Del resto, basta effettuare una veloce ricerca su internet per trovare società che offrono il rilascio della certificazione energetica al prezzo di 70, 60 o perfino 40 Euro, quando il prezzo di mercato di una certificazione effettuata in modo serio e conforme è intorno ai 400-500 Euro. Come si legge nel già citato rapporto del CTI, “rappresentando una nuova potenziale fonte di reddito per molti soggetti, l’aspetto della concorrenza si concretizza in una gara al ribasso che pone fuori mercato i professionisti più seri”. In assenza di controlli, si afferma un “mercato dei bidoni”: certificati di bassa qualità emessi a prezzo più o meno basso. In assenza della fiducia che un sistema credibile di controlli instaurerebbe nel mercato, molti clienti rinunciano all’aspetto qualitativo del certificato, alla possibilità di avere un servizio di qualità che permetterebbe di misurare le prestazioni energetiche degli edifici e quindi di stimare meglio i consumi futuri, e si accontentano di avere dei “pezzi di carta” inutili ma richiesti dalla legge, ottenuti al minor prezzo possibile. Se da un lato il problema è certamente culturale e riconducibile a una scarsa consapevolezza dell’importanza della problematica energetica ed ambientale, dall’altro appare chiaro che un sistema credibile di certificazione non può essere instaurato se non è affiancato da un sistema credibile di controlli. Il certificato diventa davvero un “pezzo di carta” inutile, se non è possibile essere certi della sua affidabilità.
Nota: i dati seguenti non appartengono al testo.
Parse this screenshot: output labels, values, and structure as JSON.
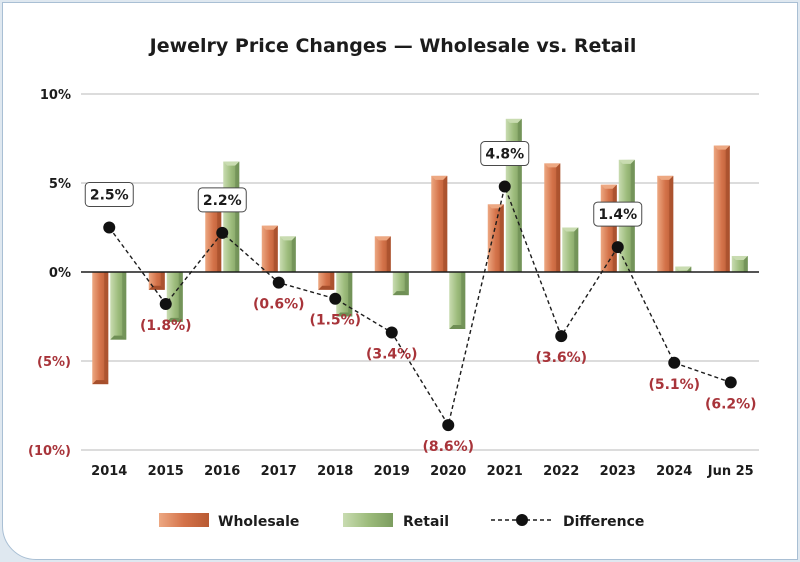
{
  "chart_data": {
    "type": "bar",
    "title": "Jewelry Price Changes — Wholesale vs. Retail",
    "categories": [
      "2014",
      "2015",
      "2016",
      "2017",
      "2018",
      "2019",
      "2020",
      "2021",
      "2022",
      "2023",
      "2024",
      "Jun 25"
    ],
    "series": [
      {
        "name": "Wholesale",
        "type": "bar",
        "values": [
          -6.3,
          -1.0,
          4.0,
          2.6,
          -1.0,
          2.0,
          5.4,
          3.8,
          6.1,
          4.9,
          5.4,
          7.1
        ]
      },
      {
        "name": "Retail",
        "type": "bar",
        "values": [
          -3.8,
          -2.8,
          6.2,
          2.0,
          -2.5,
          -1.3,
          -3.2,
          8.6,
          2.5,
          6.3,
          0.3,
          0.9
        ]
      },
      {
        "name": "Difference",
        "type": "line",
        "values": [
          2.5,
          -1.8,
          2.2,
          -0.6,
          -1.5,
          -3.4,
          -8.6,
          4.8,
          -3.6,
          1.4,
          -5.1,
          -6.2
        ]
      }
    ],
    "data_labels": [
      "2.5%",
      "(1.8%)",
      "2.2%",
      "(0.6%)",
      "(1.5%)",
      "(3.4%)",
      "(8.6%)",
      "4.8%",
      "(3.6%)",
      "1.4%",
      "(5.1%)",
      "(6.2%)"
    ],
    "y_ticks": [
      10,
      5,
      0,
      -5,
      -10
    ],
    "y_tick_labels": [
      "10%",
      "5%",
      "0%",
      "(5%)",
      "(10%)"
    ],
    "ylim": [
      -10,
      10
    ],
    "xlabel": "",
    "ylabel": "",
    "grid": true,
    "legend": [
      "Wholesale",
      "Retail",
      "Difference"
    ],
    "legend_position": "bottom"
  },
  "colors": {
    "wholesale": "#d4734a",
    "wholesale_light": "#eda882",
    "wholesale_dark": "#a64f2c",
    "retail": "#9dbc7c",
    "retail_light": "#c9dcb1",
    "retail_dark": "#6f8f55",
    "negative_text": "#a8343a",
    "positive_text": "#1c1c1c",
    "grid": "#b9b9b9",
    "axis": "#1c1c1c"
  }
}
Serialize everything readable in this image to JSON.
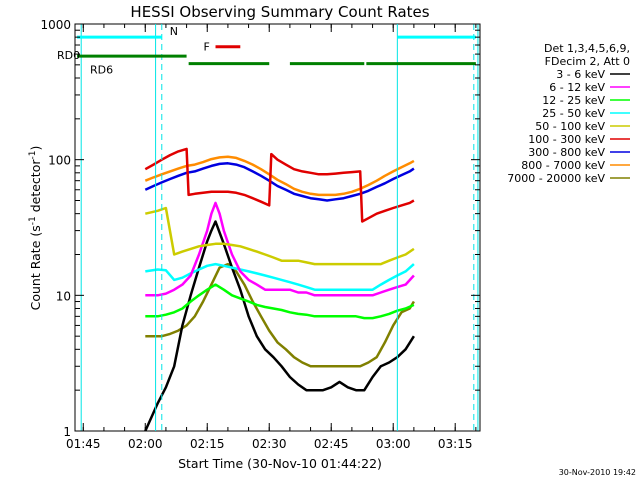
{
  "chart_data": {
    "type": "line",
    "title": "HESSI Observing Summary Count Rates",
    "xlabel": "Start Time (30-Nov-10 01:44:22)",
    "ylabel": "Count Rate (s",
    "ylabel_sup1": "-1",
    "ylabel_mid": " detector",
    "ylabel_sup2": "-1",
    "ylabel_end": ")",
    "y_scale": "log",
    "ylim": [
      1,
      1000
    ],
    "xlim_minutes": [
      -2,
      96
    ],
    "x_ticks": [
      {
        "label": "01:45",
        "minutes": 0
      },
      {
        "label": "02:00",
        "minutes": 15
      },
      {
        "label": "02:15",
        "minutes": 30
      },
      {
        "label": "02:30",
        "minutes": 45
      },
      {
        "label": "02:45",
        "minutes": 60
      },
      {
        "label": "03:00",
        "minutes": 75
      },
      {
        "label": "03:15",
        "minutes": 90
      }
    ],
    "y_ticks": [
      {
        "label": "1",
        "value": 1
      },
      {
        "label": "10",
        "value": 10
      },
      {
        "label": "100",
        "value": 100
      },
      {
        "label": "1000",
        "value": 1000
      }
    ],
    "legend_header": [
      "Det 1,3,4,5,6,9,",
      "FDecim 2, Att 0"
    ],
    "legend_placement": "right",
    "timestamp": "30-Nov-2010 19:42",
    "annotations": {
      "night": {
        "label": "N",
        "color": "#00ffff",
        "segments": [
          [
            -1.5,
            19
          ],
          [
            76,
            95
          ]
        ],
        "y": 800
      },
      "flare": {
        "label": "F",
        "color": "#e00000",
        "segments": [
          [
            32,
            38
          ]
        ],
        "y": 680
      },
      "rd0": {
        "label": "RD0",
        "color": "#008000",
        "segments": [
          [
            -1.5,
            25
          ]
        ],
        "y": 580
      },
      "rd6": {
        "label": "RD6",
        "color": "#008000",
        "segments": [
          [
            25.5,
            45
          ],
          [
            50,
            68
          ],
          [
            68.5,
            95
          ]
        ],
        "y": 510
      },
      "vlines_cyan": [
        -0.5,
        17.5,
        76,
        95.5
      ],
      "vlines_dash": [
        19,
        94.5
      ]
    },
    "series": [
      {
        "name": "3 - 6 keV",
        "color": "#000000",
        "x": [
          15,
          18,
          20,
          22,
          24,
          26,
          28,
          30,
          31,
          32,
          33,
          34,
          36,
          38,
          40,
          42,
          44,
          46,
          48,
          50,
          52,
          54,
          56,
          58,
          60,
          62,
          64,
          66,
          68,
          70,
          72,
          74,
          76,
          78,
          80
        ],
        "y": [
          1,
          1.6,
          2.1,
          3,
          6,
          10,
          16,
          25,
          30,
          35,
          29,
          24,
          16,
          11,
          7,
          5,
          4,
          3.5,
          3,
          2.5,
          2.2,
          2,
          2,
          2,
          2.1,
          2.3,
          2.1,
          2,
          2,
          2.5,
          3,
          3.2,
          3.5,
          4,
          5
        ]
      },
      {
        "name": "6 - 12 keV",
        "color": "#ff00ff",
        "x": [
          15,
          18,
          20,
          22,
          24,
          26,
          28,
          30,
          31,
          32,
          33,
          34,
          36,
          38,
          40,
          42,
          44,
          46,
          48,
          50,
          52,
          54,
          56,
          58,
          60,
          62,
          64,
          66,
          68,
          70,
          72,
          74,
          76,
          78,
          80
        ],
        "y": [
          10,
          10,
          10.3,
          11,
          12,
          14,
          20,
          30,
          40,
          48,
          40,
          30,
          20,
          15,
          13,
          12,
          11,
          11,
          11,
          11,
          10.5,
          10.5,
          10,
          10,
          10,
          10,
          10,
          10,
          10,
          10,
          10.5,
          11,
          11.5,
          12,
          14
        ]
      },
      {
        "name": "12 - 25 keV",
        "color": "#00ff00",
        "x": [
          15,
          18,
          20,
          22,
          24,
          26,
          28,
          30,
          32,
          34,
          36,
          38,
          40,
          42,
          44,
          46,
          48,
          50,
          52,
          54,
          56,
          58,
          60,
          62,
          64,
          66,
          68,
          70,
          72,
          74,
          76,
          78,
          80
        ],
        "y": [
          7,
          7,
          7.2,
          7.5,
          8,
          9,
          10,
          11,
          12,
          11,
          10,
          9.5,
          9,
          8.5,
          8.2,
          8,
          7.8,
          7.5,
          7.3,
          7.2,
          7,
          7,
          7,
          7,
          7,
          7,
          6.8,
          6.8,
          7,
          7.3,
          7.7,
          8,
          8.5
        ]
      },
      {
        "name": "25 - 50 keV",
        "color": "#00ffff",
        "x": [
          15,
          18,
          20,
          22,
          24,
          26,
          28,
          30,
          32,
          34,
          36,
          38,
          40,
          42,
          44,
          46,
          48,
          50,
          52,
          54,
          56,
          58,
          60,
          62,
          64,
          66,
          68,
          70,
          72,
          74,
          76,
          78,
          80
        ],
        "y": [
          15,
          15.5,
          15.3,
          13,
          13.5,
          14.5,
          15.5,
          16.5,
          17,
          16.5,
          16,
          15.5,
          15,
          14.5,
          14,
          13.5,
          13,
          12.5,
          12,
          11.5,
          11,
          11,
          11,
          11,
          11,
          11,
          11,
          11,
          12,
          13,
          14,
          15,
          17
        ]
      },
      {
        "name": "50 - 100 keV",
        "color": "#cccc00",
        "x": [
          15,
          18,
          20,
          22,
          24,
          26,
          28,
          30,
          32,
          34,
          36,
          38,
          40,
          42,
          44,
          46,
          48,
          50,
          52,
          54,
          56,
          58,
          60,
          62,
          64,
          66,
          68,
          70,
          72,
          74,
          76,
          78,
          80
        ],
        "y": [
          40,
          42,
          44,
          20,
          21,
          22,
          23,
          23.5,
          24,
          24,
          23.5,
          23,
          22,
          21,
          20,
          19,
          18,
          18,
          18,
          17.5,
          17,
          17,
          17,
          17,
          17,
          17,
          17,
          17,
          17,
          18,
          19,
          20,
          22
        ]
      },
      {
        "name": "100 - 300 keV",
        "color": "#e00000",
        "x": [
          15,
          17,
          19,
          21,
          23,
          25,
          25.5,
          27,
          29,
          31,
          33,
          35,
          37,
          39,
          41,
          43,
          45,
          45.5,
          47,
          49,
          51,
          53,
          55,
          57,
          59,
          61,
          63,
          65,
          67,
          67.5,
          69,
          71,
          73,
          75,
          77,
          79,
          80
        ],
        "y": [
          85,
          92,
          100,
          108,
          115,
          120,
          55,
          56,
          57,
          58,
          58,
          58,
          57,
          55,
          52,
          49,
          46,
          110,
          100,
          92,
          85,
          82,
          80,
          78,
          78,
          79,
          80,
          81,
          82,
          35,
          37,
          40,
          42,
          44,
          46,
          48,
          50
        ]
      },
      {
        "name": "300 - 800 keV",
        "color": "#0000e0",
        "x": [
          15,
          17,
          19,
          21,
          23,
          25,
          27,
          29,
          31,
          33,
          35,
          37,
          39,
          41,
          43,
          45,
          47,
          49,
          51,
          53,
          55,
          57,
          59,
          61,
          63,
          65,
          67,
          69,
          71,
          73,
          75,
          77,
          79,
          80
        ],
        "y": [
          60,
          64,
          68,
          72,
          76,
          80,
          82,
          86,
          90,
          93,
          94,
          92,
          88,
          82,
          76,
          70,
          64,
          60,
          56,
          54,
          52,
          51,
          50,
          51,
          52,
          54,
          56,
          59,
          63,
          67,
          72,
          77,
          82,
          86
        ]
      },
      {
        "name": "800 - 7000 keV",
        "color": "#ff8c00",
        "x": [
          15,
          17,
          19,
          21,
          23,
          25,
          27,
          29,
          31,
          33,
          35,
          37,
          39,
          41,
          43,
          45,
          47,
          49,
          51,
          53,
          55,
          57,
          59,
          61,
          63,
          65,
          67,
          69,
          71,
          73,
          75,
          77,
          79,
          80
        ],
        "y": [
          70,
          74,
          78,
          82,
          86,
          90,
          92,
          96,
          101,
          104,
          105,
          103,
          98,
          92,
          85,
          78,
          71,
          66,
          61,
          58,
          56,
          55,
          55,
          55,
          56,
          58,
          61,
          65,
          70,
          76,
          82,
          88,
          94,
          98
        ]
      },
      {
        "name": "7000 - 20000 keV",
        "color": "#808000",
        "x": [
          15,
          17,
          19,
          21,
          23,
          25,
          27,
          29,
          31,
          33,
          35,
          37,
          39,
          41,
          43,
          45,
          47,
          49,
          51,
          53,
          55,
          57,
          59,
          61,
          63,
          65,
          67,
          69,
          71,
          73,
          75,
          77,
          79,
          80
        ],
        "y": [
          5,
          5,
          5,
          5.2,
          5.5,
          6,
          7,
          9,
          12,
          16,
          17,
          15,
          12,
          9,
          7,
          5.5,
          4.5,
          4,
          3.5,
          3.2,
          3,
          3,
          3,
          3,
          3,
          3,
          3,
          3.2,
          3.5,
          4.5,
          6,
          7.5,
          8,
          9
        ]
      }
    ]
  }
}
MORALE DELLA FAVOLA: DAGLI ADEMPIMENTI FORMALI AI REQUISITI PRESTAZIONALI
In questo modo vanno in pezzi proprio quella fiducia e quella credibilità che rappresentano la ragione stessa di esistere di un sistema di certificazione. E ciò accade in un campo strategicamente importante come quello dell’efficienza energetica degli edifici, nel quale l’Italia ha un bisogno disperato di fare passi avanti.
Più in generale, nella costruzione di un sistema credibile di misurazione e certificazione della qualità edilizia, un passaggio importante è quello che porta da certificazioni ed auto-dichiarazioni basate su adempimenti formali nei processi produttivi, a certificazioni basate sulle prestazioni dei prodotti finali ed eseguite da enti terzi. E un sistema di controlli efficaci e credibili sulle certificazioni è un elemento indispensabile, se si vuole instaurare un grado di fiducia sufficiente a permettere al sistema di certificazioni di svolgere il suo importante ruolo.
[1] Decreto legislativo 192 del 2005, successivamente modificato ed integrato dai decreti 311/2006, 115/2008 e dal D.M. 16/6/2009.